In a potentially game-changing move for the TV business, Fox Corp., Walt Disney Co. and Warner Bros. Discovery are entering a joint venture that will make their sports content available in a single new streaming service.
The still-to-be-named service is expected to launch in the fall, the companies said Tuesday in a statement. The platform's pricing and an independent management team are yet to be announced. Each of the media giants will have a one-third stake in the venture.
The service will provide one-stop shopping for sports fans, giving them the ability to stream NFL games, the NCAA men's basketball tournament, the NHL, the NBA and Major League Baseball, which represents a sampling of the media rights owned by the three partners. It will also provide the linear sports channels currently available only with a traditional pay TV subscription.
Although no pricing was mentioned in the announcement, the channels involved make it likely that it will be competitive to streaming replacements for cable and satellite, such as YouTube TV and Sling. A YouTube TV subscription currently starts at $72.99 a month.
All of ESPN's channels will be offered on the service — making them available for the first time to consumers who don't have traditional pay TV bundles. Fox, Fox Sports, ABC, TNT and TruTV will also be included in the streaming package.
“The launch of this new streaming sports service is a significant moment for Disney and ESPN, a major win for sports fans, and an important step forward for the media business," Disney Chief Executive Bob Iger said in a statement. "This means the full suite of ESPN channels will be available to consumers alongside the sports programming of other industry leaders as part of a differentiated sports-centric service."

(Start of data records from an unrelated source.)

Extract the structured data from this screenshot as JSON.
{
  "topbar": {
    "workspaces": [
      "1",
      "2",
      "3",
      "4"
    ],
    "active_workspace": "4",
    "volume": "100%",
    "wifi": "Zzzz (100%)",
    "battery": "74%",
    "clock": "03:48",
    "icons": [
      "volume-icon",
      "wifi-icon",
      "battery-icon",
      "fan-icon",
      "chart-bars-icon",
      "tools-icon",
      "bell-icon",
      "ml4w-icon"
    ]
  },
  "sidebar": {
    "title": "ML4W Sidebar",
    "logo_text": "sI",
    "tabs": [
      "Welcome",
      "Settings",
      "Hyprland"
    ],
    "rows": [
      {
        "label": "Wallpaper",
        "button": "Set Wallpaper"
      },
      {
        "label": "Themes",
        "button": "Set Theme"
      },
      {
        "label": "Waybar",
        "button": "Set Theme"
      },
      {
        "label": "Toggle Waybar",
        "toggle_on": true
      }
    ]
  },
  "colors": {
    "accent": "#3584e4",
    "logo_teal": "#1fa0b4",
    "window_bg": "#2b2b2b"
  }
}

ESPN still plans to launch its own direct-to-consumer streaming product for its linear channels in 2025. Like the new venture that Disney will join, the product is aimed at consumers who want access to sports without a regular TV subscription.
Cord-cutting of pay TV services has put a squeeze on media companies as the once dependable revenue provided by subscribers declines while tech giants getting into the streaming business with pricey sports programming are driving up costs.

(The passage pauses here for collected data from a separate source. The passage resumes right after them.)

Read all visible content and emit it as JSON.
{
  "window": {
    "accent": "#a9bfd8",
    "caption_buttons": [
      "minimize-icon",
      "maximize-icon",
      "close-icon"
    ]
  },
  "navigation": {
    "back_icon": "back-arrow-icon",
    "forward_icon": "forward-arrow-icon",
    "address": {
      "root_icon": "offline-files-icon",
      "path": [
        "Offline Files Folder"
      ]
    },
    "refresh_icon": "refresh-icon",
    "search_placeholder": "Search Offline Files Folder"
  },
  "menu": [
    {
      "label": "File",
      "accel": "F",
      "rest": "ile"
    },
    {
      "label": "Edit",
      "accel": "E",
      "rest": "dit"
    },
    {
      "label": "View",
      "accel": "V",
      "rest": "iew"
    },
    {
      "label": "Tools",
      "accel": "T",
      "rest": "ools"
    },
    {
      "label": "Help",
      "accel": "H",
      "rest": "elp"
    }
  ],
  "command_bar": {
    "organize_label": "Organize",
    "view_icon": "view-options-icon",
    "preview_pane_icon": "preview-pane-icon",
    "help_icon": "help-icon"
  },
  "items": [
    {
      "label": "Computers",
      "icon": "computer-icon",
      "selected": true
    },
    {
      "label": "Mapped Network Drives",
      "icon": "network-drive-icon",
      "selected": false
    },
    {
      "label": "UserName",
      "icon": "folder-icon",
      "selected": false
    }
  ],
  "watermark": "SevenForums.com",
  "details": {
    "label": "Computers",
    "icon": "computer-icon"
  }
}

The announcement said the formation of the new service is "subject to the negotiation of definitive agreements among the parties." It would also be available as an add-on to existing streaming services Hulu, Max and Disney+.
The venture does not include channels owned by Comcast Corp. and Paramount Global, which both have NFL packages that include multiple Super Bowl telecasts and the PGA Tour. Comcast, owner of NBC and Peacock, is also a long-term rights holder of the Olympic Games. Paramount Global owns the broadcaster CBS. Representatives for both companies did not respond to requests for comment.
Bernstein & Co. media analyst Laurent Yoon wrote in a report late Tuesday that the deal raises several questions, including whether the joint venture will draw regulators' scrutiny. Yoon and his colleagues said such key unknowns remain, including startup costs and the app's potential to erode the more lucrative programming fees that the companies now receive from traditional pay-TV distributors.
“Will NBCU/Paramount join the bus? Why are they not in already?” Yoon and his colleagues wrote. “At this point, there are more questions than answers but this is definitely a step towards providing a compelling consumer choice to access sports outside the [pay-TV] offerings.”
The traditional media companies face increased competition from technology giants such as Amazon and Google’s YouTube TV. Amazon has rights to "Thursday Night Football," and YouTube TV took over the once popular Sunday Ticket package of out-of-market NFL games from DirecTV. Amazon is also investing in Diamond Sports, which is currently in Chapter 11 bankruptcy proceedings in Texas.
Disney has previously said it was looking for a strategic partner for ESPN, and it has been in talks with the NFL about taking a stake.
Warner Bros. Discovery has been struggling to contain its mountain of debt and also hold on to its college and professional basketball rights as well as Major League Baseball.
Fox currently has one of the strongest sports portfolios, which includes World Cup soccer and MLB's post season and World Series, but it has been more restrained in its streaming ambitions, instead focusing energy on the free ad-supported service Tubi.
The move comes amid a sharp escalation in sports media rights fees, expected to become only more pronounced with the looming NBA contract renewal, which is expected to stretch the wallets of the legacy companies.
Disney and Warner Bros. Discovery are particularly concerned about Amazon's interest in the NBA, the next major sports league media rights deal that is up for renewal after the 2024-25 season.
Amazon is expected to make an aggressive bid for a piece of the NBA package. Apple, which has the exclusive rights to Major League Soccer and a package of Friday night MLB games, is also expected to be more active in the live sports marketplace.